Identification of parallel substitutions across independent lineages
Starting from the set of all SARS-CoV-2 genomes, we constructed a multiple sequence alignment, matrix of pairwise nucleotide identity, and rooted neighbor joining tree using DECIPHER. Sequences were compared at each site in the reference sequence to identify independent substitutions on the phylogenetic tree. That is, we mapped mutations onto tips of the phylogenetic tree and propagated them back till they coalesced at a common ancestor (edge). This enabled us to count the number of independent substitutions that were inherited by one or more strains. To increase robustness to the tree topology, we ignored single reversions to the ancestral character that occurred within a clade sharing a derived character.
This process resulted in an integer representing the number of parallel substitutions occurring at each position in the reference sequence.

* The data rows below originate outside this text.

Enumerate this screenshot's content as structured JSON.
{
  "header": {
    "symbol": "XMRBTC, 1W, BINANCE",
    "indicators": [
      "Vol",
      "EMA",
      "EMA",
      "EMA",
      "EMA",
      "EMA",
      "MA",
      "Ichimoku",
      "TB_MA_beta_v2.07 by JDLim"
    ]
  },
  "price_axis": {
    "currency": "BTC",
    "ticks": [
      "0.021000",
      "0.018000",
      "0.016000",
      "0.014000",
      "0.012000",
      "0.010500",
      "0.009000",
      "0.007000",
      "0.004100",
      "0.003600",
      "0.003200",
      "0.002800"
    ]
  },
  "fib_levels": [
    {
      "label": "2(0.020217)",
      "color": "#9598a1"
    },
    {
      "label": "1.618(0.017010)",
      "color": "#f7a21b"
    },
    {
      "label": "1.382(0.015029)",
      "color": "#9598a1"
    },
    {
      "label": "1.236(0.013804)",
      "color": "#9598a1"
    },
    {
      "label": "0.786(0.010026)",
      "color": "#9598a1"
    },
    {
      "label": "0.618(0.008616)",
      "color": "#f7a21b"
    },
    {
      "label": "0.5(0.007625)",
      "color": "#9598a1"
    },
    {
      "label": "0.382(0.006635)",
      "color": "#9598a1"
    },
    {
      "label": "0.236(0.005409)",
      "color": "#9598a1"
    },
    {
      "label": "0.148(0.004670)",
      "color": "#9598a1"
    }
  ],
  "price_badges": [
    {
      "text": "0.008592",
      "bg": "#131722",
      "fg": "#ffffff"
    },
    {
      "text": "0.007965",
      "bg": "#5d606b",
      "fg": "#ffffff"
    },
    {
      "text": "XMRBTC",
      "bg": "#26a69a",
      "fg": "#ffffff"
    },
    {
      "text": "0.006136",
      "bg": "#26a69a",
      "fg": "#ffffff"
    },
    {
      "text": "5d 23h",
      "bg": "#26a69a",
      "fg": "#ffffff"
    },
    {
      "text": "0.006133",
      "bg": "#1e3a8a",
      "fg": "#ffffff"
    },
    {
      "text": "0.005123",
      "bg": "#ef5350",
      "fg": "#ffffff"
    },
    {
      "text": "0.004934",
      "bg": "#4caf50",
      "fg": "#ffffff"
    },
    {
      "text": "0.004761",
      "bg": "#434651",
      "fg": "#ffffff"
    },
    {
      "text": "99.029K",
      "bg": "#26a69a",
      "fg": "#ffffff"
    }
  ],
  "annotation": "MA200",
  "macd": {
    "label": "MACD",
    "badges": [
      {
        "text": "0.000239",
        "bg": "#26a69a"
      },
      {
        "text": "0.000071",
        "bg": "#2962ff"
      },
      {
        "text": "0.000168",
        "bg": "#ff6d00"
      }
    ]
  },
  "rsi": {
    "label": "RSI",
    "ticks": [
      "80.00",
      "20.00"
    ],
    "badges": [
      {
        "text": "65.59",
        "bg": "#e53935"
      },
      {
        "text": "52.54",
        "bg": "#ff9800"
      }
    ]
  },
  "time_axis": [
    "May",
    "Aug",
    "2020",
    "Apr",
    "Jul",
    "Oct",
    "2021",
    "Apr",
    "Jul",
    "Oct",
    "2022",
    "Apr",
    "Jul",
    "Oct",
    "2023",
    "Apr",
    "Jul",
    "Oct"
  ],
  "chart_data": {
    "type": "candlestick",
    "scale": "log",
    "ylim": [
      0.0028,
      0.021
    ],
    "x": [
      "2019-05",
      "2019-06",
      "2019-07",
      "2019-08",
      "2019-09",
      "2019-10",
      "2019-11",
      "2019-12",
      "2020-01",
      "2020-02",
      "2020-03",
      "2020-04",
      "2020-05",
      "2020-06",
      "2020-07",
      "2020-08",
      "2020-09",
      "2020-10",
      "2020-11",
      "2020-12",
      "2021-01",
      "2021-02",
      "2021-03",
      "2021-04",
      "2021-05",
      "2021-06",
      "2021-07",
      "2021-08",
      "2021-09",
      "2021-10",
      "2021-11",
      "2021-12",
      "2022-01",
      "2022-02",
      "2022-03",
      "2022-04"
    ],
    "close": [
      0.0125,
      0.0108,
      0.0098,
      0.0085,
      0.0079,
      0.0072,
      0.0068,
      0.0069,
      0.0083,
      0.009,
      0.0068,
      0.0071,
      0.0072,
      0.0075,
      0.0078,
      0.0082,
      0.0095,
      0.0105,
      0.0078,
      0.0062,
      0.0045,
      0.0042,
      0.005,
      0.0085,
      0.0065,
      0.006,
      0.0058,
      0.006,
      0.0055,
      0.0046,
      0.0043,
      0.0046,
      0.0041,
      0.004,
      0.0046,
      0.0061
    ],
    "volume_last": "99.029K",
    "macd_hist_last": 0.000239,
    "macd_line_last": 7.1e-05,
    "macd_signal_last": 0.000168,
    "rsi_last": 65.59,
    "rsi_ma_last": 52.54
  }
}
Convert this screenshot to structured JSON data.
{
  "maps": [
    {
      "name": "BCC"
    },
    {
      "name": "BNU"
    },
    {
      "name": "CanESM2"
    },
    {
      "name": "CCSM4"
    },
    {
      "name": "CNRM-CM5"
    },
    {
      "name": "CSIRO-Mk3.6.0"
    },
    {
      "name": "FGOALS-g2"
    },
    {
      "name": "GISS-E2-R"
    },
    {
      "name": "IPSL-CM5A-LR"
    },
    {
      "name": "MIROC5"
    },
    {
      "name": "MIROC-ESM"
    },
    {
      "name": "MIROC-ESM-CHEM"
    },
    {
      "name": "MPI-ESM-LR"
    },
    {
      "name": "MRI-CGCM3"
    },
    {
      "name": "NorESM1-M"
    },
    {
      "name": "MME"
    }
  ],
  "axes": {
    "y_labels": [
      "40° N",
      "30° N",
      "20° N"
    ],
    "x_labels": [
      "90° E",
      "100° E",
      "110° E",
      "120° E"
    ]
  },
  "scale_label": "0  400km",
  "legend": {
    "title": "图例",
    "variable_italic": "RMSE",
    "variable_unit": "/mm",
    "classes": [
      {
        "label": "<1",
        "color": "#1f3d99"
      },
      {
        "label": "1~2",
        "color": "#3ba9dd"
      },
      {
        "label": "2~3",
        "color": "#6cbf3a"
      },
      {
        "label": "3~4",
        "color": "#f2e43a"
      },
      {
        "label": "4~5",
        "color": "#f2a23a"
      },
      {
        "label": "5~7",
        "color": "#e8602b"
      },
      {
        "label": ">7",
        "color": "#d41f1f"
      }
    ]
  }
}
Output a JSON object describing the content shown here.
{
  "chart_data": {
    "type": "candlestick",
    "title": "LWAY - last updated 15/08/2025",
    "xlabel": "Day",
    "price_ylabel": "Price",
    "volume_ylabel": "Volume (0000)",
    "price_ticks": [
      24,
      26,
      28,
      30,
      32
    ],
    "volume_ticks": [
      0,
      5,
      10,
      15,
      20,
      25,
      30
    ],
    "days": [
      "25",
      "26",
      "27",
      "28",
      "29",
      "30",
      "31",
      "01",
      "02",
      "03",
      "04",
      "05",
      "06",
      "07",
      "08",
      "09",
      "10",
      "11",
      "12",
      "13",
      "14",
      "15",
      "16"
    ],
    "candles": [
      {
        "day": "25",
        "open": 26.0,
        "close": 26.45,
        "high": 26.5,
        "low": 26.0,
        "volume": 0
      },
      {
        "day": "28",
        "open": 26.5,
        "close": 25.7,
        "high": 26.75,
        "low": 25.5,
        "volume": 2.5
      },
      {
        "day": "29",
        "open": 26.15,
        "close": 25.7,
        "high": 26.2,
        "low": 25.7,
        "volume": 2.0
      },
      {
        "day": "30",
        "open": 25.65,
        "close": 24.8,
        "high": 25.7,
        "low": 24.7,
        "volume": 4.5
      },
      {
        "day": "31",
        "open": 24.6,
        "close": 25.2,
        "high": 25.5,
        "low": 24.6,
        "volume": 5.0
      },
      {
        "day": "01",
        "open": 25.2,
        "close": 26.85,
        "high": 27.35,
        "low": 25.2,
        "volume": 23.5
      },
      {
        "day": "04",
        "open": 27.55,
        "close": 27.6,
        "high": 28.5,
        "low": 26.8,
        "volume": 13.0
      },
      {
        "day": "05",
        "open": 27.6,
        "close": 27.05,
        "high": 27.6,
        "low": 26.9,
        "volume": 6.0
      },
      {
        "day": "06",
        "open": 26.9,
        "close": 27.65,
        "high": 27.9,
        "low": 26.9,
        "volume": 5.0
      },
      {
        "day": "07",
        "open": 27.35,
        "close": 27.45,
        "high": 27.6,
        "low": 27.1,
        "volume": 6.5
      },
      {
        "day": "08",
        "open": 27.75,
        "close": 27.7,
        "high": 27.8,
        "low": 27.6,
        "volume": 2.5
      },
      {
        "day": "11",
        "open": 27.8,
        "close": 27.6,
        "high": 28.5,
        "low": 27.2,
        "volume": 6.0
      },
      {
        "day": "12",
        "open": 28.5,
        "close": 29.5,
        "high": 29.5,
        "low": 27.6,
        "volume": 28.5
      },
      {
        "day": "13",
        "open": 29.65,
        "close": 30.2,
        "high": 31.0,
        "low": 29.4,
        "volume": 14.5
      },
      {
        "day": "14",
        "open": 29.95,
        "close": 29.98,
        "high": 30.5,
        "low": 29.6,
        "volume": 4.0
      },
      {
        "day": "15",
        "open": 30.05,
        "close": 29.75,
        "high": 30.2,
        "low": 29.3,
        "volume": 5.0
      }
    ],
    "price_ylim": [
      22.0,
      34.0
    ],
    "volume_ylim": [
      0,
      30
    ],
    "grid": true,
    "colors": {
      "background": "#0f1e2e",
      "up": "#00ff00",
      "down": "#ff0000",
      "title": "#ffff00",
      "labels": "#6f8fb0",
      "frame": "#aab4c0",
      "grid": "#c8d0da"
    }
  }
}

We determined that eight or more independent substitutions was statistically significant for C to U transitions (p < 0.001, Poisson distribution and Bonferroni correction) given the observed mutations rates and assuming mutations are randomly distributed along the genome. All other substitutions (e.g., G to U) required fewer cases of parallelism to achieve the same degree of statistical significance.
Conserved regions were defined as stretches (≥ 100 nucleotides) of the genome where the average number of independent substitutions fell below 0.2 (Fig. 2a). To improve the identification of conserved regions, we applied a center-point moving average function that smoothed the mutation signal across the genome. A similar process was used to determine the bias in synonymous versus non-synonymous substitutions within protein coding regions (Fig. 2a). A fully reproducible and open source analysis pipeline is provided on GitHub (https://github.com/digitalwright/ncov).
FUNDING
This study was funded by NIAID grants 1DP2AI145058-01 and 1R21AI144769-01A1 to ESW and U01AI124302-01 to VSC. The funders had no role in study design, data collection and analysis, decision to publish, or preparation of the manuscript.
ACKNOWLEDGEMENTS
We are grateful for the contributions of laboratories involved in collecting samples and creating the dataset made available by GISAID.